Some of the configuration options available for Broadway come already with a "reasonable" default value. However those values might not suit your requirements. Depending on the number of messages you get, how much processing they need and how much IO work is going to take place, you might need completely different values to optimize the flow of your pipeline. The concurrency option available for every set of producers, processors and batchers, among with max_demand, batch_size, and batch_timeout can give you a great deal of flexibility.

The concurrency option controls the concurrency level in each layer of the pipeline. See the notes on Producer concurrency and Batcher concurrency for details.
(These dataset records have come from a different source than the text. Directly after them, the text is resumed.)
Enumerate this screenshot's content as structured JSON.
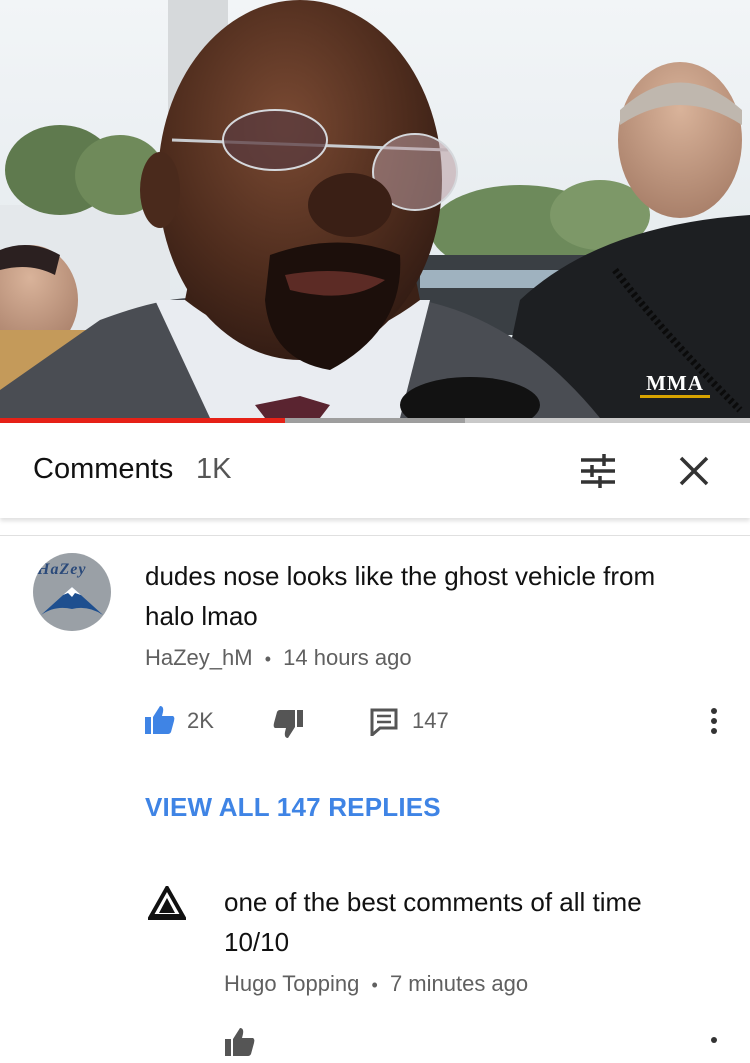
{
  "video": {
    "logo_text": "MMA",
    "progress": 0.38,
    "buffered": 0.62
  },
  "header": {
    "title": "Comments",
    "count": "1K",
    "sort_icon": "sort-filter-icon",
    "close_icon": "close-icon"
  },
  "comments": [
    {
      "avatar_text": "HaZey",
      "text_line1": "dudes nose looks like the ghost vehicle from",
      "text_line2": "halo lmao",
      "author": "HaZey_hM",
      "separator": "•",
      "time": "14 hours ago",
      "likes": "2K",
      "replies_count": "147",
      "view_replies": "VIEW ALL 147 REPLIES"
    },
    {
      "text_line1": "one of the best comments of all time",
      "text_line2": "10/10",
      "author": "Hugo Topping",
      "separator": "•",
      "time": "7 minutes ago"
    }
  ],
  "colors": {
    "accent_blue": "#3f84e5",
    "progress_red": "#e62117",
    "meta_gray": "#606060"
  }
}
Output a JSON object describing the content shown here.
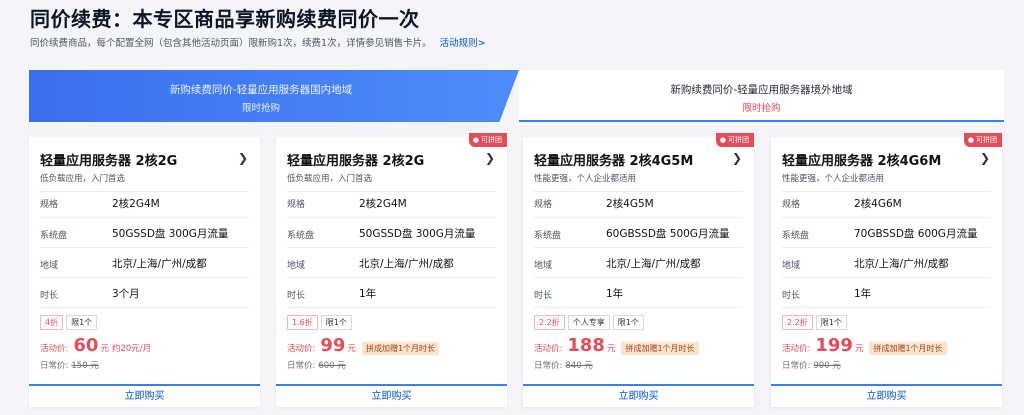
{
  "page": {
    "title": "同价续费：本专区商品享新购续费同价一次",
    "subtitle": "同价续费商品，每个配置全网（包含其他活动页面）限新购1次，续费1次，详情参见销售卡片。",
    "rules_link": "活动规则>"
  },
  "tabs": [
    {
      "title": "新购续费同价-轻量应用服务器国内地域",
      "sub": "限时抢购"
    },
    {
      "title": "新购续费同价-轻量应用服务器境外地域",
      "sub": "限时抢购"
    }
  ],
  "labels": {
    "spec": "规格",
    "disk": "系统盘",
    "region": "地域",
    "duration": "时长",
    "promo": "活动价:",
    "orig": "日常价:",
    "unit": "元",
    "buy": "立即购买"
  },
  "cards": [
    {
      "name": "轻量应用服务器 2核2G",
      "desc": "低负载应用，入门首选",
      "spec": "2核2G4M",
      "disk": "50GSSD盘 300G月流量",
      "region": "北京/上海/广州/成都",
      "duration": "3个月",
      "tags": [
        "4折",
        "限1个"
      ],
      "price": "60",
      "per": "约20元/月",
      "bonus": "",
      "orig_price": "150 元",
      "badge": ""
    },
    {
      "name": "轻量应用服务器 2核2G",
      "desc": "低负载应用，入门首选",
      "spec": "2核2G4M",
      "disk": "50GSSD盘 300G月流量",
      "region": "北京/上海/广州/成都",
      "duration": "1年",
      "tags": [
        "1.6折",
        "限1个"
      ],
      "price": "99",
      "per": "",
      "bonus": "拼成加赠1个月时长",
      "orig_price": "600 元",
      "badge": "可拼团"
    },
    {
      "name": "轻量应用服务器 2核4G5M",
      "desc": "性能更强，个人企业都适用",
      "spec": "2核4G5M",
      "disk": "60GBSSD盘 500G月流量",
      "region": "北京/上海/广州/成都",
      "duration": "1年",
      "tags": [
        "2.2折",
        "个人专享",
        "限1个"
      ],
      "price": "188",
      "per": "",
      "bonus": "拼成加赠1个月时长",
      "orig_price": "840 元",
      "badge": "可拼团"
    },
    {
      "name": "轻量应用服务器 2核4G6M",
      "desc": "性能更强，个人企业都适用",
      "spec": "2核4G6M",
      "disk": "70GBSSD盘 600G月流量",
      "region": "北京/上海/广州/成都",
      "duration": "1年",
      "tags": [
        "2.2折",
        "限1个"
      ],
      "price": "199",
      "per": "",
      "bonus": "拼成加赠1个月时长",
      "orig_price": "900 元",
      "badge": "可拼团"
    }
  ],
  "colors": {
    "accent": "#3d7cf5",
    "price": "#e34d59",
    "link": "#0052d9"
  },
  "icons": {
    "card_arrow": "chevron-right-icon",
    "badge": "group-icon"
  }
}
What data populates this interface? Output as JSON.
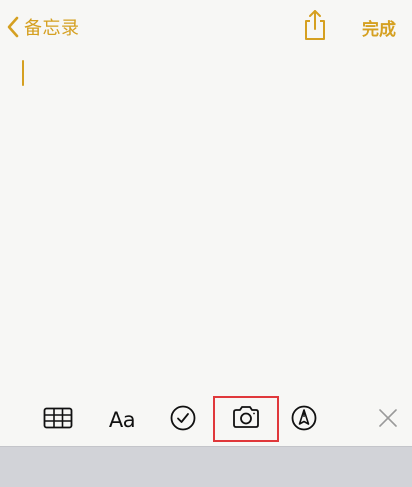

Here's an example on how you could tune them according to your needs.

defmodule MyBroadway do
  use Broadway

  def start_link(_opts) do
    Broadway.start_link(__MODULE__,
      name: __MODULE__,
      producer: [
        ...
        concurrency: 10,
      ],
      processors: [
        default: [
          concurrency: 100,
          max_demand: 1,
        ]
      ],
      batchers: [
        default: [
          batch_size: 10,
          concurrency: 10,
        ]
      ]
    )
  end

  ...callbacks...
end

In order to get a good set of configurations for your pipeline, it's important to respect the limitations of the servers you're running, as well as the limitations of the services you're providing/consuming data to/from. Broadway comes with telemetry, so you can measure your pipeline and help ensure your changes are effective.